The surcharge will peak in 2022 at an estimated $3.32 a month, the PSC said in a news release.
The average monthly residential bill for KU customers — which doesn’t include surcharges and taxes — is $112.85, according to the PSC.
KU and Louisville Gas & Electric, which are owned by the same company, filed requests earlier this year to spend more than $900 million to comply with new federal rules on storage of coal ash and on limiting emissions of mercury and other toxic substances from coal-fired power plants, the PSC said.
The PSC on Monday approved a settlement worked out by the utilities, the Kentucky Attorney General’s Office, which has authority to intervene in utility rate cases, and an association of large industrial users of electricity.
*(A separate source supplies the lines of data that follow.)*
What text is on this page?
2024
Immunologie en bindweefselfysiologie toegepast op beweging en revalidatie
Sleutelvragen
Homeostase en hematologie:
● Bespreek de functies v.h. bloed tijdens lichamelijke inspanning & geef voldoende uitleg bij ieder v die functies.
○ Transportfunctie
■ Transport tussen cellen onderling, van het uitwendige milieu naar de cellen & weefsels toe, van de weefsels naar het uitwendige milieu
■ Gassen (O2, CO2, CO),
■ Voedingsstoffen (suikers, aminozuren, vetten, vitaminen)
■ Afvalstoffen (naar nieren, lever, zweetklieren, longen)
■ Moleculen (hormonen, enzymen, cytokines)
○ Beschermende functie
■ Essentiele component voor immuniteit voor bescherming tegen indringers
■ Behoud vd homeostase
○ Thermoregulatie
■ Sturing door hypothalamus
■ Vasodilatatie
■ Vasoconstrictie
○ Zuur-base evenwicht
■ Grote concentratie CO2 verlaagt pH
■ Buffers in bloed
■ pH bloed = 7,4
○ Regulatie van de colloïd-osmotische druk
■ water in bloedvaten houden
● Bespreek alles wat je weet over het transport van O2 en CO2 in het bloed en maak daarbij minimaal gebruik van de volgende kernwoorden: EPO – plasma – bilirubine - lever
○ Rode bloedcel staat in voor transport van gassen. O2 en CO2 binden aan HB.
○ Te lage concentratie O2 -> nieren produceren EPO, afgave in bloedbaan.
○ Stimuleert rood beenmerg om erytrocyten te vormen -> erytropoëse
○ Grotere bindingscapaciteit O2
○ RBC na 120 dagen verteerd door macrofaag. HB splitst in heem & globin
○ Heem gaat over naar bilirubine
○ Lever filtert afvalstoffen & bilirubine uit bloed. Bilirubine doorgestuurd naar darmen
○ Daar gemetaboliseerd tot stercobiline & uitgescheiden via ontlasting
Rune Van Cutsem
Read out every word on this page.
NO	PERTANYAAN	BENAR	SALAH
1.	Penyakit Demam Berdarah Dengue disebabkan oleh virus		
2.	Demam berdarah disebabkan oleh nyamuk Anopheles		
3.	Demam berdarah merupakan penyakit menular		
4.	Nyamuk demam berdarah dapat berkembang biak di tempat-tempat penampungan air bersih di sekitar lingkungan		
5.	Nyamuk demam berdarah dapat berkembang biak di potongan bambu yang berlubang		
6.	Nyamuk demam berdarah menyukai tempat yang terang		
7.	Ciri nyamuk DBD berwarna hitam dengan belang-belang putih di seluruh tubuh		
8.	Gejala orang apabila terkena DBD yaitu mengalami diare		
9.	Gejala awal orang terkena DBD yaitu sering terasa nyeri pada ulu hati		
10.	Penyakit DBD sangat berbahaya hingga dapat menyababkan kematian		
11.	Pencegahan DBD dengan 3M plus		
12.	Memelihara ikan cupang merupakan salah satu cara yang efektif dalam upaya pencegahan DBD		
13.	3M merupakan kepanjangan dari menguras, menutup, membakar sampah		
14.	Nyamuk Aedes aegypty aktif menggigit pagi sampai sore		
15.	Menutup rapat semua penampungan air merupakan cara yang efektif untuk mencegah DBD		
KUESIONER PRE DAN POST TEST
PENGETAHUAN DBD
The commission cut the return the utilities will be allowed to earn on the investments, according to the news release.
The settlement also created a longer period for KU to recoup costs, which will reduce the initial rate increase, the PSC said.
Under the settlement, KU will spend about $675 million for projects that include closing coal-ash ponds at its Ghent power plant in Carroll County and at closed coal plants in Woodford, Bell and Muhlenberg counties, the PSC said.
Coal ash, which contains toxic substances such as metals, is a by-product of burning coal to make electricity.
The PSC said the settlement also will cover other environmental-compliance construction, including improved emissions controls at KU’s coal-fired E.W. Brown power plant in Mercer County and Ghent plant in Carroll County.
LG&E will spend about $300 million for environmental projects, including closing coal-ash ponds.
KU has about 518,000 customers in 77 Kentucky counties. LG&E has about 400,000 electric customers in nine counties in the Louisville area, in addition to more than 300,000 gas customers.